Réglementer l'avenir grâce à l'instauration d'un climat de confiance et de responsabilisation

La loi européenne sur l'intelligence artificielle fixe des exigences strictes en matière de transparence, de catégorisation des risques et de cybersécurité. Les entreprises doivent désormais documenter et encadrer le développement de leurs systèmes d'IA, afin de garantir un niveau approprié de fiabilité et de contrôle humain. 

L'Irlande est l'un des premiers États membres de l'UE à être pleinement prêt pour la mise en œuvre de cette loi et a, à ce titre, désigné 15 autorités qui seront chargées de vérifier sa conformité. Grâce à cette approche tournée vers l'avenir, l'Irlande fait figure de référence sur le marché intérieur en tant qu'autorité de régulation, en particulier pour les entreprises dont le siège européen est situé à Dublin. Les conseils d'administration commencent déjà à reconnaître que la gestion des risques dans le domaine de l'IA n'est pas une question technique, mais une question de gouvernance d'entreprise.

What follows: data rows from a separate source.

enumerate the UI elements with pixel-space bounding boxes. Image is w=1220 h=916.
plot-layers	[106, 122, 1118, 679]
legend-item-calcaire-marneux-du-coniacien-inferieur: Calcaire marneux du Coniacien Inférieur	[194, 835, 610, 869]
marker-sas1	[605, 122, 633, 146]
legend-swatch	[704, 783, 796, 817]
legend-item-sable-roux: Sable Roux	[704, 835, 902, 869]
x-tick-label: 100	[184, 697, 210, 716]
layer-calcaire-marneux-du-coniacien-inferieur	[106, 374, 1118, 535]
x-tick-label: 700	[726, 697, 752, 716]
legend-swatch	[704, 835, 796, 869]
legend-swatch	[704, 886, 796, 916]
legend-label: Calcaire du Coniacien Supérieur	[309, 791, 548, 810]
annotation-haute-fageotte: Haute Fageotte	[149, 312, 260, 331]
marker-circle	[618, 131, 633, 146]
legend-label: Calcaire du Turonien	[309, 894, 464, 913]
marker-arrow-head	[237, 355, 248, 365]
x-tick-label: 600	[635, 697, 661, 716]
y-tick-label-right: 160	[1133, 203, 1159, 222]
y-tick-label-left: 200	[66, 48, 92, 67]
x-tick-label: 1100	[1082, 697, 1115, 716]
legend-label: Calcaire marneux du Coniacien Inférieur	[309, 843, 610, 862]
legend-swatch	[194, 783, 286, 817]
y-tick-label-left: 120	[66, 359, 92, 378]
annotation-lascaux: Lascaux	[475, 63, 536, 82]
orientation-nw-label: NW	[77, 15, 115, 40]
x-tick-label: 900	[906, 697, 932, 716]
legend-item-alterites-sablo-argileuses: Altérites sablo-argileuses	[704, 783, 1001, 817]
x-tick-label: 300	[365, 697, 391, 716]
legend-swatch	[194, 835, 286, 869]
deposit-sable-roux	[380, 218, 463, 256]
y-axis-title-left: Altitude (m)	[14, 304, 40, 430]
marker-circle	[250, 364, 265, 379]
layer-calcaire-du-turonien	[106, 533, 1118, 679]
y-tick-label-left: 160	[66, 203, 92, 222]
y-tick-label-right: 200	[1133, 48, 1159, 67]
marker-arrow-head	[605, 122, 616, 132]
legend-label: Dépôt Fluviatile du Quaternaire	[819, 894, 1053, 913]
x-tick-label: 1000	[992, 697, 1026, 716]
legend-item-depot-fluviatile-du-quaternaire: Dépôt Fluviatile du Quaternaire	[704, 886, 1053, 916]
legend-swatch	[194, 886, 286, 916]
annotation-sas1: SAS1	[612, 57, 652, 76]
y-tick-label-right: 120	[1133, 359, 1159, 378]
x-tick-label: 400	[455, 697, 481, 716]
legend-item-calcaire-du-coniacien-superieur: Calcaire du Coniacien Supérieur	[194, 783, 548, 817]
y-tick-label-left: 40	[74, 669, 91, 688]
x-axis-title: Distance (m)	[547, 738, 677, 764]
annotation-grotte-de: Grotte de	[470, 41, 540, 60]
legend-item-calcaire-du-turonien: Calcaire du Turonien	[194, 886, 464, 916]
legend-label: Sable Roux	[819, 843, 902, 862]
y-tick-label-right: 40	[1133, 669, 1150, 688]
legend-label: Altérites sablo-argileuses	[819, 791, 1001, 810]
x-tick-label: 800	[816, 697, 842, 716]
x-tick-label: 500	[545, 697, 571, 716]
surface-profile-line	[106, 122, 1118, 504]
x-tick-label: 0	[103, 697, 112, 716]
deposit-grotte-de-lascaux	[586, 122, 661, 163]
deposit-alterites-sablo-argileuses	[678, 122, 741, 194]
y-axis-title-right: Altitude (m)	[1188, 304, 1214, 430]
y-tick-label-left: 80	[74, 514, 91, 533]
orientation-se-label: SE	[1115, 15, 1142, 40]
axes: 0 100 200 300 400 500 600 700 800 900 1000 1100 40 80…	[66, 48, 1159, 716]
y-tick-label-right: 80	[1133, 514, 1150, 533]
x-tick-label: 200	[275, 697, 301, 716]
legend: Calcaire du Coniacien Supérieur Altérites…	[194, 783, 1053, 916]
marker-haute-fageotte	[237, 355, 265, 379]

Aussi, le projet de loi national sur la cybersécurité, qui mettra en œuvre la directive NIS2 de l'UE, promet une coordination plus étroite entre l'IA et la gouvernance de la cybersécurité. Des initiatives nationales telles que le Centre national de cybersécurité (NCSC) et Cyber Ireland jouent un rôle central à cet égard. Cyber Ireland, qui regroupe plus de 500 entreprises et instituts de recherche, est renforcé par cette clarté législative dans son travail et permet aux entreprises d'innover, de se développer et de respecter les normes de conformité. Ensemble, ces initiatives favorisent l'innovation et la résilience numérique et garantissent que le pays reste à la pointe du paysage mondial de la cybersécurité et de l'IA.

Du risque à la résilience

Pour gérer les menaces liées à l'IA, les organisations doivent adopter des approches systématiques afin de les combattre. Cela passe notamment par l’intégration des menaces liées à l’IA dans les stratégies de sécurité logicielle, par la mise en œuvre de modèles "zero trust", ainsi que par le recours à des systèmes explicables et auditables.

Les compétences et la collaboration deviendront également un levier essentiel. En Irlande comme en France, plusieurs initiatives illustrent ce rapprochement entre l'industrie et le monde universitaire. Le Tyndall National Institute travaille notamment au développement de technologies de sécurité de l'IA et de l’informatique photonique qui améliorent la détection des menaces. En France, le Grenoble Alpes Cybersecurity Institute (CyberAlps) met en collaboration experts et acteurs du marché afin d’examiner les questions techniques et sociales soulevées par les cybermenaces liées à l’IA à l’aide de solutions globales, adaptées et innovantes.

Se préparer à la prochaine phase de la cybersécurité

La course à l'armement cybernétique alimenté par l’IA devrait s'accélérer dans les années à venir. Alors que les modèles d'IA offensifs évoluent pour exploiter les vulnérabilités, des systèmes de défense de plus en plus autonomes émergent déjà, capables d’identifier et de neutraliser des menaces en temps réel, tandis que les entreprises commencent à anticiper les enjeux liés à la cryptographie post-quantique.

Dans ce contexte, la résilience à long terme dépendra de la capacité à articuler gouvernance et automatisation. L’Irlande, la France et, plus largement, l’Europe disposent aujourd’hui d’un écosystème structuré pour jouer un rôle moteur, en combinant innovation technologique, cadre réglementaire et développement des compétences. Les entreprises qui investiront dans ces différents leviers contribueront à définir les standards de la cybersécurité à l’ère de l’intelligence artificielle.